I just filed for my DBA last week and have some questions. What are you opinions on filing for a TIN and claiming income and expenses? What about for someone who's income from photography is around 20%? I'm just looking for opinions in the matter. Can someone get audited if they have a DBA and doesn't file their taxes for their photo biz? Have any of you had any experiences like this one?

Thanks in advance.


----------



## Alpha (Aug 6, 2008)

If you have a business, file taxes. End of story.


----------



## icassell (Aug 6, 2008)

visualpoetry said:


> Can someone get audited if they have a DBA and doesn't file their taxes for their photo biz? Have any of you had any experiences like this one?
> 
> Thanks in advance.



You can get audited with or without cause -- file your taxes.


----------



## Alpha (Aug 6, 2008)

Aside from the fact that the vast majority of us are honest people and would file taxes if we had businesses, I sincerely hope that no one on this forum would be stupid enough to publicly recommend that you evade taxes. 

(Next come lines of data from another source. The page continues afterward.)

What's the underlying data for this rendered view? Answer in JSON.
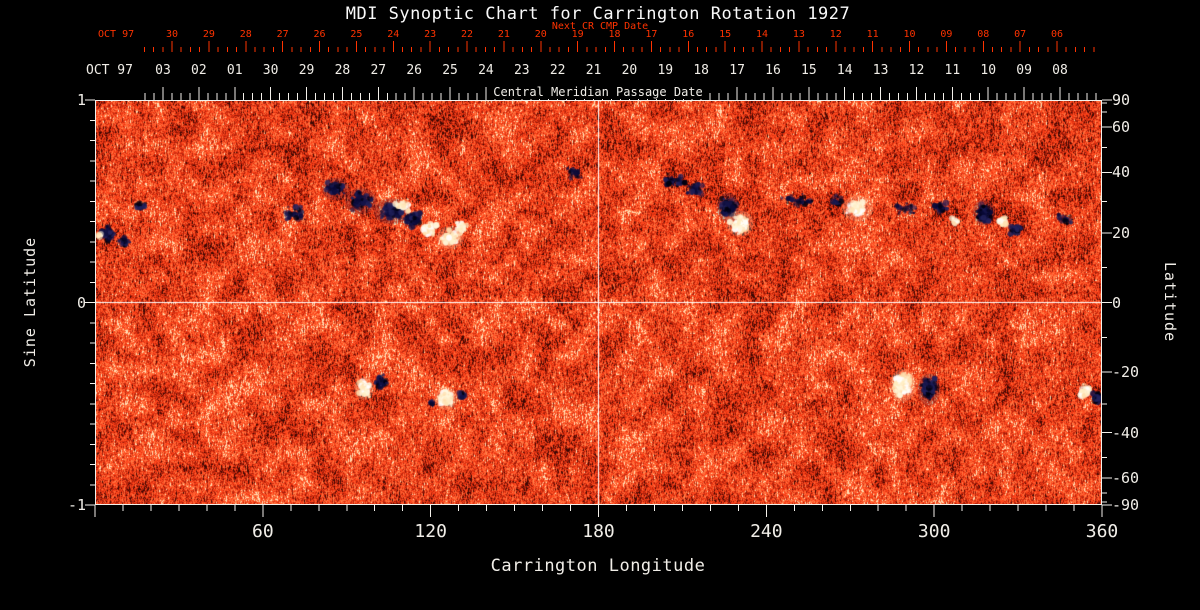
{
  "title": "MDI Synoptic Chart for Carrington Rotation 1927",
  "colors": {
    "background": "#000000",
    "text": "#f1eee8",
    "axis_red": "#ff3300",
    "axis_white": "#f4f1eb",
    "grid_line": "#ffffff"
  },
  "axes": {
    "top_red": {
      "label": "Next CR CMP Date",
      "prefix": "OCT 97",
      "ticks": [
        "30",
        "29",
        "28",
        "27",
        "26",
        "25",
        "24",
        "23",
        "22",
        "21",
        "20",
        "19",
        "18",
        "17",
        "16",
        "15",
        "14",
        "13",
        "12",
        "11",
        "10",
        "09",
        "08",
        "07",
        "06"
      ]
    },
    "top_white": {
      "label": "Central Meridian Passage Date",
      "prefix": "OCT 97",
      "ticks": [
        "03",
        "02",
        "01",
        "30",
        "29",
        "28",
        "27",
        "26",
        "25",
        "24",
        "23",
        "22",
        "21",
        "20",
        "19",
        "18",
        "17",
        "16",
        "15",
        "14",
        "13",
        "12",
        "11",
        "10",
        "09",
        "08"
      ]
    },
    "left": {
      "label": "Sine Latitude",
      "ticks": [
        "1",
        "0",
        "-1"
      ]
    },
    "right": {
      "label": "Latitude",
      "ticks": [
        "90",
        "60",
        "40",
        "20",
        "0",
        "-20",
        "-40",
        "-60",
        "-90"
      ]
    },
    "bottom": {
      "label": "Carrington Longitude",
      "ticks": [
        "60",
        "120",
        "180",
        "240",
        "300",
        "360"
      ]
    }
  },
  "chart_data": {
    "type": "heatmap",
    "title": "MDI Synoptic Chart for Carrington Rotation 1927",
    "carrington_rotation": 1927,
    "xlabel": "Carrington Longitude",
    "ylabel_left": "Sine Latitude",
    "ylabel_right": "Latitude",
    "x_range": [
      0,
      360
    ],
    "y_range_sine_latitude": [
      -1,
      1
    ],
    "x_ticks": [
      60,
      120,
      180,
      240,
      300,
      360
    ],
    "left_ticks_sine_latitude": [
      1,
      0,
      -1
    ],
    "right_ticks_latitude": [
      90,
      60,
      40,
      20,
      0,
      -20,
      -40,
      -60,
      -90
    ],
    "grid_lines": {
      "vertical_at_longitude": 180,
      "horizontal_at_sine_latitude": 0
    },
    "colormap": {
      "quiet_sun": [
        "#7d1004",
        "#ff3e16",
        "#ff9456"
      ],
      "negative_polarity": "#0a0a38",
      "positive_polarity": "#fff6da"
    },
    "noise_seed": 19270,
    "active_regions": [
      {
        "lon": 4.6,
        "sine_lat": 0.34,
        "spread_lon": 2.5,
        "spread_lat": 0.03,
        "dots": 55,
        "polarity": "negative"
      },
      {
        "lon": 10.5,
        "sine_lat": 0.3,
        "spread_lon": 2.0,
        "spread_lat": 0.025,
        "dots": 30,
        "polarity": "negative"
      },
      {
        "lon": 1.8,
        "sine_lat": 0.33,
        "spread_lon": 1.0,
        "spread_lat": 0.02,
        "dots": 12,
        "polarity": "positive"
      },
      {
        "lon": 16,
        "sine_lat": 0.48,
        "spread_lon": 3.0,
        "spread_lat": 0.025,
        "dots": 18,
        "polarity": "negative"
      },
      {
        "lon": 72,
        "sine_lat": 0.44,
        "spread_lon": 5.0,
        "spread_lat": 0.04,
        "dots": 35,
        "polarity": "negative"
      },
      {
        "lon": 86,
        "sine_lat": 0.56,
        "spread_lon": 3.0,
        "spread_lat": 0.035,
        "dots": 70,
        "polarity": "negative"
      },
      {
        "lon": 95,
        "sine_lat": 0.5,
        "spread_lon": 3.5,
        "spread_lat": 0.04,
        "dots": 85,
        "polarity": "negative"
      },
      {
        "lon": 106,
        "sine_lat": 0.45,
        "spread_lon": 4.0,
        "spread_lat": 0.04,
        "dots": 90,
        "polarity": "negative"
      },
      {
        "lon": 113.5,
        "sine_lat": 0.41,
        "spread_lon": 3.0,
        "spread_lat": 0.035,
        "dots": 65,
        "polarity": "negative"
      },
      {
        "lon": 110,
        "sine_lat": 0.48,
        "spread_lon": 3.0,
        "spread_lat": 0.03,
        "dots": 35,
        "polarity": "positive"
      },
      {
        "lon": 119.5,
        "sine_lat": 0.36,
        "spread_lon": 2.5,
        "spread_lat": 0.03,
        "dots": 60,
        "polarity": "positive"
      },
      {
        "lon": 127,
        "sine_lat": 0.32,
        "spread_lon": 3.0,
        "spread_lat": 0.035,
        "dots": 70,
        "polarity": "positive"
      },
      {
        "lon": 131,
        "sine_lat": 0.37,
        "spread_lon": 2.0,
        "spread_lat": 0.03,
        "dots": 40,
        "polarity": "positive"
      },
      {
        "lon": 171.5,
        "sine_lat": 0.64,
        "spread_lon": 3.0,
        "spread_lat": 0.03,
        "dots": 22,
        "polarity": "negative"
      },
      {
        "lon": 207,
        "sine_lat": 0.6,
        "spread_lon": 4.0,
        "spread_lat": 0.03,
        "dots": 45,
        "polarity": "negative"
      },
      {
        "lon": 214.5,
        "sine_lat": 0.56,
        "spread_lon": 3.0,
        "spread_lat": 0.03,
        "dots": 45,
        "polarity": "negative"
      },
      {
        "lon": 226.3,
        "sine_lat": 0.47,
        "spread_lon": 2.5,
        "spread_lat": 0.045,
        "dots": 110,
        "polarity": "negative"
      },
      {
        "lon": 230.6,
        "sine_lat": 0.39,
        "spread_lon": 3.0,
        "spread_lat": 0.04,
        "dots": 110,
        "polarity": "positive"
      },
      {
        "lon": 252,
        "sine_lat": 0.5,
        "spread_lon": 6.0,
        "spread_lat": 0.03,
        "dots": 28,
        "polarity": "negative"
      },
      {
        "lon": 265.6,
        "sine_lat": 0.5,
        "spread_lon": 2.0,
        "spread_lat": 0.03,
        "dots": 22,
        "polarity": "negative"
      },
      {
        "lon": 272.7,
        "sine_lat": 0.465,
        "spread_lon": 3.5,
        "spread_lat": 0.04,
        "dots": 80,
        "polarity": "positive"
      },
      {
        "lon": 290,
        "sine_lat": 0.46,
        "spread_lon": 5.0,
        "spread_lat": 0.03,
        "dots": 22,
        "polarity": "negative"
      },
      {
        "lon": 302,
        "sine_lat": 0.47,
        "spread_lon": 3.0,
        "spread_lat": 0.03,
        "dots": 30,
        "polarity": "negative"
      },
      {
        "lon": 307.5,
        "sine_lat": 0.4,
        "spread_lon": 1.5,
        "spread_lat": 0.025,
        "dots": 15,
        "polarity": "positive"
      },
      {
        "lon": 317.8,
        "sine_lat": 0.445,
        "spread_lon": 2.5,
        "spread_lat": 0.04,
        "dots": 100,
        "polarity": "negative"
      },
      {
        "lon": 324.5,
        "sine_lat": 0.4,
        "spread_lon": 2.0,
        "spread_lat": 0.03,
        "dots": 30,
        "polarity": "positive"
      },
      {
        "lon": 329,
        "sine_lat": 0.36,
        "spread_lon": 2.0,
        "spread_lat": 0.025,
        "dots": 38,
        "polarity": "negative"
      },
      {
        "lon": 347,
        "sine_lat": 0.41,
        "spread_lon": 3.0,
        "spread_lat": 0.03,
        "dots": 20,
        "polarity": "negative"
      },
      {
        "lon": 96.2,
        "sine_lat": -0.425,
        "spread_lon": 2.2,
        "spread_lat": 0.035,
        "dots": 90,
        "polarity": "positive"
      },
      {
        "lon": 102.5,
        "sine_lat": -0.39,
        "spread_lon": 1.8,
        "spread_lat": 0.03,
        "dots": 55,
        "polarity": "negative"
      },
      {
        "lon": 125.5,
        "sine_lat": -0.475,
        "spread_lon": 2.5,
        "spread_lat": 0.035,
        "dots": 90,
        "polarity": "positive"
      },
      {
        "lon": 131.2,
        "sine_lat": -0.455,
        "spread_lon": 1.2,
        "spread_lat": 0.02,
        "dots": 20,
        "polarity": "negative"
      },
      {
        "lon": 120.5,
        "sine_lat": -0.5,
        "spread_lon": 1.0,
        "spread_lat": 0.02,
        "dots": 12,
        "polarity": "negative"
      },
      {
        "lon": 288.8,
        "sine_lat": -0.41,
        "spread_lon": 3.0,
        "spread_lat": 0.05,
        "dots": 140,
        "polarity": "positive"
      },
      {
        "lon": 298.1,
        "sine_lat": -0.43,
        "spread_lon": 2.5,
        "spread_lat": 0.05,
        "dots": 130,
        "polarity": "negative"
      },
      {
        "lon": 353.9,
        "sine_lat": -0.44,
        "spread_lon": 2.0,
        "spread_lat": 0.03,
        "dots": 45,
        "polarity": "positive"
      },
      {
        "lon": 358.3,
        "sine_lat": -0.47,
        "spread_lon": 1.5,
        "spread_lat": 0.03,
        "dots": 45,
        "polarity": "negative"
      }
    ]
  }
}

If you aren't going to pay your taxes, I'd suggest for both your sake and the forum's liability that you not talk about it here.


----------



## flipsidestudio (Aug 6, 2008)

20% is more than zero. 

I'm also wondering why anyone would publicly discuss tax evasion but either way, my recommendation is that you file.

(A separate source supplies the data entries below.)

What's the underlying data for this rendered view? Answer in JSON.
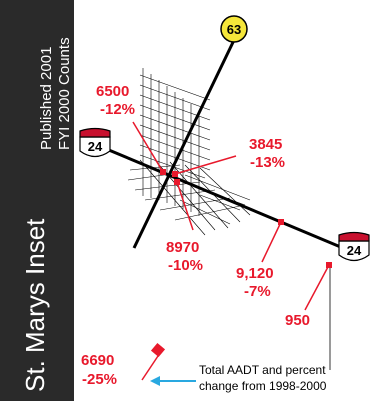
{
  "title": "St. Marys Inset",
  "subtitle_1": "Published 2001",
  "subtitle_2": "FYI 2000 Counts",
  "routes": {
    "state": "63",
    "interstate_west": "24",
    "interstate_east": "24"
  },
  "counts": [
    {
      "value": "6500",
      "change": "-12%"
    },
    {
      "value": "3845",
      "change": "-13%"
    },
    {
      "value": "8970",
      "change": "-10%"
    },
    {
      "value": "9,120",
      "change": "-7%"
    },
    {
      "value": "950",
      "change": ""
    },
    {
      "value": "6690",
      "change": "-25%"
    }
  ],
  "legend": {
    "line_1": "Total AADT and percent",
    "line_2": "change from 1998-2000"
  },
  "colors": {
    "sidebar": "#2a2a2a",
    "count_text": "#e8192c",
    "shield_state": "#f5e63a",
    "shield_interstate": "#c8102e",
    "legend_arrow": "#29a8e0",
    "road": "#000000"
  }
}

If you don't know how to go about doing so, get an accountant to help you, that's what they're for.


----------



## visualpoetry (Aug 7, 2008)

Wow. It's not that I am not an honest person. Like I said.. I'm new to the business end of this. I am just starting to make money which is why I posed the question. If I wanted to be "dishonest" I wouldnt have asked at all.


----------



## visualpoetry (Aug 7, 2008)

But.. none-the-less.. thank you for your opinions. They do help.


----------



## sperry (Aug 7, 2008)

obviously, you want to file your taxes. no question there.

how you file them should be a topic for your accountant/CPA. they can guide your through all of your options based on the myriad of factors in how your business is run.

there are a number of options well within the law that will help save you money and allow your business to maintain healthy growth. i wish i could offer you specific advice, but each person/business is different.

talk to a pro.


----------



## Big Mike (Aug 7, 2008)

I also suggest hiring an accountant.  Not only will they help you file your taxes, but they can help you maximize your write offs.  Tax laws will vary from place to place but usually, if you have a home business, you can write off a portion of your rent/mortgage/utilities.  Not to mention all the other business expenses that you can write off.


----------



## visualpoetry (Aug 7, 2008)

Excellent idea, guys. Thanks so much. I am going to do some research and look into an accountant.


----------